Tonight I was babysitting a dear friend’s son, while she and her husband went out for his annual staff party. When little N was dropped off, they commented that he was out of sorts, feeling a little sick, and hadn’t eaten today. N did look a bit horrible, and I packed him off to bed 1/2 hour later. I checked his temperature ever 1/2 hour, and it was steadily climbing, despite the ibuprofen I gave him. So I called my friends, got their cell phone voice mail, and left a message. But then what to do?
Unfortunately, I’ve had some experience with a very sick kid in the last year. But every time Sugar or Spice has been sick, I’ve known what to do. Sure, I call my best friend, who is a doc, and ask for her unofficial advice. But most of the time, she concludes that I should follow my instincts. And you know what? My intuition has never been wrong. Every time I’ve rushed the kids to the hospital, it’s been a good decision. I’ve sometimes even had to fight against the powers-of-medicine-that-be and advocate for care, when they had a “wait and see” approach. My mother’s intuition usually feels like a sort of foreboding and premonition… but I can’t say this is some kind of super power. It’s just that very heightened awareness of my child, fueled by Mommy Bear adrenalin. It’s the Mommy Instinct.

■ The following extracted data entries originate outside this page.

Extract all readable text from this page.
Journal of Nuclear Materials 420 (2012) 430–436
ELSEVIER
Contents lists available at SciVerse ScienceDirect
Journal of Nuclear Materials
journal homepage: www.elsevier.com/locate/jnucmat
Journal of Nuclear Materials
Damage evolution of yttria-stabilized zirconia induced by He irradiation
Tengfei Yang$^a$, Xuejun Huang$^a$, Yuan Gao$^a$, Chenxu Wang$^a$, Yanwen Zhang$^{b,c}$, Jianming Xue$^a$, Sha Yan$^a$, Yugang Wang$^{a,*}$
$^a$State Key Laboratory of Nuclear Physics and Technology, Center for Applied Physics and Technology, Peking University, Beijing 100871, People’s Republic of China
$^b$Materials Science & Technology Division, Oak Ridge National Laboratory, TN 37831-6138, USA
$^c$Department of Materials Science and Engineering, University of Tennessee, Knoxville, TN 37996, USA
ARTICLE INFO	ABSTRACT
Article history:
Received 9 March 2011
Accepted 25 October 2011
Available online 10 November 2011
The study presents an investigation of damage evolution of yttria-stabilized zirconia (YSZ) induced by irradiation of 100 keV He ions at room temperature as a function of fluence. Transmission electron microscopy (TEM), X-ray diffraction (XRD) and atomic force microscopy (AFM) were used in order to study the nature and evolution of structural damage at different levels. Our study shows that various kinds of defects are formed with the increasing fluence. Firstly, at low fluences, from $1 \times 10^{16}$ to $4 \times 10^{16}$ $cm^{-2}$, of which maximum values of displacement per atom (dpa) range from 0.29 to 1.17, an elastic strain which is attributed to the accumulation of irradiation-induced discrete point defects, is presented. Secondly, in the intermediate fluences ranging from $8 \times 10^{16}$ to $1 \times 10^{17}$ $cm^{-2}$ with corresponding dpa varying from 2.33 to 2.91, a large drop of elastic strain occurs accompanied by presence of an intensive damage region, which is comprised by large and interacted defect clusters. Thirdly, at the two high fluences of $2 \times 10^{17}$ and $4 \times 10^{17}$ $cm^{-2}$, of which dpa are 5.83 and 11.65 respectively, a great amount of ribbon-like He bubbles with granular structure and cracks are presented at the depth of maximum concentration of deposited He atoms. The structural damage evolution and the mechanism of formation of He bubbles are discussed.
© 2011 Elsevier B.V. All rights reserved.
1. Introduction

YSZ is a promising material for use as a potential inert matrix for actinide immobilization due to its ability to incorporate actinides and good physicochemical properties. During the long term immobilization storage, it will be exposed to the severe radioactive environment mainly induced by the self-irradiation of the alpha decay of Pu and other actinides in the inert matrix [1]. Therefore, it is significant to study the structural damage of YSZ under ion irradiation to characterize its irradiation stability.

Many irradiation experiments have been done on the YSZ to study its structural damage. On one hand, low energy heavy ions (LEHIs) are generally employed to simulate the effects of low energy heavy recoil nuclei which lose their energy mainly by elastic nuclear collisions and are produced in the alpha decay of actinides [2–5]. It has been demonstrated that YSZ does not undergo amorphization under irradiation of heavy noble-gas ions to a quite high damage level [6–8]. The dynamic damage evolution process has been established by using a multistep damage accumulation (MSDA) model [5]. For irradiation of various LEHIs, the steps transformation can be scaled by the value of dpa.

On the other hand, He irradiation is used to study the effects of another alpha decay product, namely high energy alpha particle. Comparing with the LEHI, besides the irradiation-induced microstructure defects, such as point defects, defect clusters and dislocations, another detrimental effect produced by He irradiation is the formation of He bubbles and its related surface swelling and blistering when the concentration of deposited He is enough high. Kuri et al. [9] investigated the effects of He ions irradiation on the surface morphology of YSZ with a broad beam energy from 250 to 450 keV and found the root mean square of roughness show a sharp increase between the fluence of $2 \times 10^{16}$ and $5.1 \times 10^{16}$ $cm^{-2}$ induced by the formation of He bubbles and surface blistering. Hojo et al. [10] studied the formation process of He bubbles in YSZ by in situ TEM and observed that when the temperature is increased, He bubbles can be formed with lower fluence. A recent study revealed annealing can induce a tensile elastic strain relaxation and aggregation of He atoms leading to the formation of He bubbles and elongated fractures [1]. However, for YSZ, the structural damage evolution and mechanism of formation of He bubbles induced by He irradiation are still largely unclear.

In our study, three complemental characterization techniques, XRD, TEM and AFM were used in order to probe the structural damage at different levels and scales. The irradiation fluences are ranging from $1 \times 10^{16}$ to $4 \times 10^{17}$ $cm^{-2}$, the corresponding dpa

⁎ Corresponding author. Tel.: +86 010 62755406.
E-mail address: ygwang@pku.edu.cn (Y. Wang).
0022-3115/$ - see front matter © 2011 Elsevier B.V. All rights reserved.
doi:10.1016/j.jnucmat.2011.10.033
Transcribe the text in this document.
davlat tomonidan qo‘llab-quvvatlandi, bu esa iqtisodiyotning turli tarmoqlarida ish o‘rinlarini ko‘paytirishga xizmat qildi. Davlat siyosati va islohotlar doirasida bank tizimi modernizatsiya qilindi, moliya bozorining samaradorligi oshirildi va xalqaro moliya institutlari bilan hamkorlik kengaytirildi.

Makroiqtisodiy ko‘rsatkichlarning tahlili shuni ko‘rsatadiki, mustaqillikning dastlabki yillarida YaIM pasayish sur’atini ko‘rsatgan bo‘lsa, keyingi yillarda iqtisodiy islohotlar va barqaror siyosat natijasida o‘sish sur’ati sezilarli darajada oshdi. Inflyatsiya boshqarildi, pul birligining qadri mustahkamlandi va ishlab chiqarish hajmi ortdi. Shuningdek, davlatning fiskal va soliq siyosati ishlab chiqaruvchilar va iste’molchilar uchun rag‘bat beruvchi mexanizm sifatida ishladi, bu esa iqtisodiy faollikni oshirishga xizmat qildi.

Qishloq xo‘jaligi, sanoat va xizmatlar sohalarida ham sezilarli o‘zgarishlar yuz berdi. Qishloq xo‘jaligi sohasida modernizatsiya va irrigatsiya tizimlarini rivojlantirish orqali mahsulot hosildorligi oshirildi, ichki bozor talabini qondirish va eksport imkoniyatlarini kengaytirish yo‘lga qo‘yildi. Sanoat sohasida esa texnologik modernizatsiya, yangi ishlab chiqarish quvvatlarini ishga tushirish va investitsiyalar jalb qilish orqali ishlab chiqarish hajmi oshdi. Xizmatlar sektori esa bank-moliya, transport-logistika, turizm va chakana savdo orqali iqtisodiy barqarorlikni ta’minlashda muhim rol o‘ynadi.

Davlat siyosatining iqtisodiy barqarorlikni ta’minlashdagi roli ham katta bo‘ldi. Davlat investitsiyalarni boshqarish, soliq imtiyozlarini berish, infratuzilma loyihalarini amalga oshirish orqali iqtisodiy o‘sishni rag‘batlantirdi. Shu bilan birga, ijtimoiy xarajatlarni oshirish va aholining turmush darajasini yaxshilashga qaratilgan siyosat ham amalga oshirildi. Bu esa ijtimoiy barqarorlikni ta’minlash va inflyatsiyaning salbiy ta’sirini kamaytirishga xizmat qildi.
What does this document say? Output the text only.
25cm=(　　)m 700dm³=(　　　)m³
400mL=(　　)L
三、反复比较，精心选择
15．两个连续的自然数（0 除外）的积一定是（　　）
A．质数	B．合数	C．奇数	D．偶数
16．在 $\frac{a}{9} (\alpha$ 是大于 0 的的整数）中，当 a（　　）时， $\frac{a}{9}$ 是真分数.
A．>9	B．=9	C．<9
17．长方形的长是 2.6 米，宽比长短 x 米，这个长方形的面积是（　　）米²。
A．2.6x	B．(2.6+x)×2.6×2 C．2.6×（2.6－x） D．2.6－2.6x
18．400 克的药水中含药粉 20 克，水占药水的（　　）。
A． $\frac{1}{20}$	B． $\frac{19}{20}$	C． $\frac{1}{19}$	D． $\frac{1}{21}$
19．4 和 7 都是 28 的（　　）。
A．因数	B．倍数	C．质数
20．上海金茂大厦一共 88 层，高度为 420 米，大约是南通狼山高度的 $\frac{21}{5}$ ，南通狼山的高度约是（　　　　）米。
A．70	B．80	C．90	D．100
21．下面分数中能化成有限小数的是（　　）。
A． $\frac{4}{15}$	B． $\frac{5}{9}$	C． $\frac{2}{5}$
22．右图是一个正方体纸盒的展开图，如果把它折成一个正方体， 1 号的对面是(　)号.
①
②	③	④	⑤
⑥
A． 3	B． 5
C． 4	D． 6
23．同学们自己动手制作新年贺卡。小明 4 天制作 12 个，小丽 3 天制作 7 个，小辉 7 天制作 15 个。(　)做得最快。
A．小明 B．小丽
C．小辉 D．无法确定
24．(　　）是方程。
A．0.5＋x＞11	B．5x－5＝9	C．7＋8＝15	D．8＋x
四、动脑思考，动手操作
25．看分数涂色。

The weird thing, though, was I didn’t have that instinct with N tonight. I really had no idea. Should I take him to the hospital? Force water down him? Leave him be?
I called 811, which is the provincial government health line to speak to a nurse, but even the nurse was waffly. She told me he was in the grey area of taking to the hospital or not. And that it was my call. I still didn’t know what to do!
Luckily, as soon as I got off the phone with the nurse, I got through to my friend, who was already on her way to pick N up. When she arrived, his temperature had come down a degree, and she decided to take him home for monitoring. Her Mommy Instinct knew what to do.
I just find that so curious. Does your Mommy Instinct work for other kids? Or is it just yours, because you know them so well? I can vouch for it having nothing to do with biology; it must be love? familiarity? connection?
The one thing I am sure of, is that the Mommy Instinct is real. I’ve never been wrong yet. Maybe I’ll be wrong one day, but as far as my kids go, I follow my gut.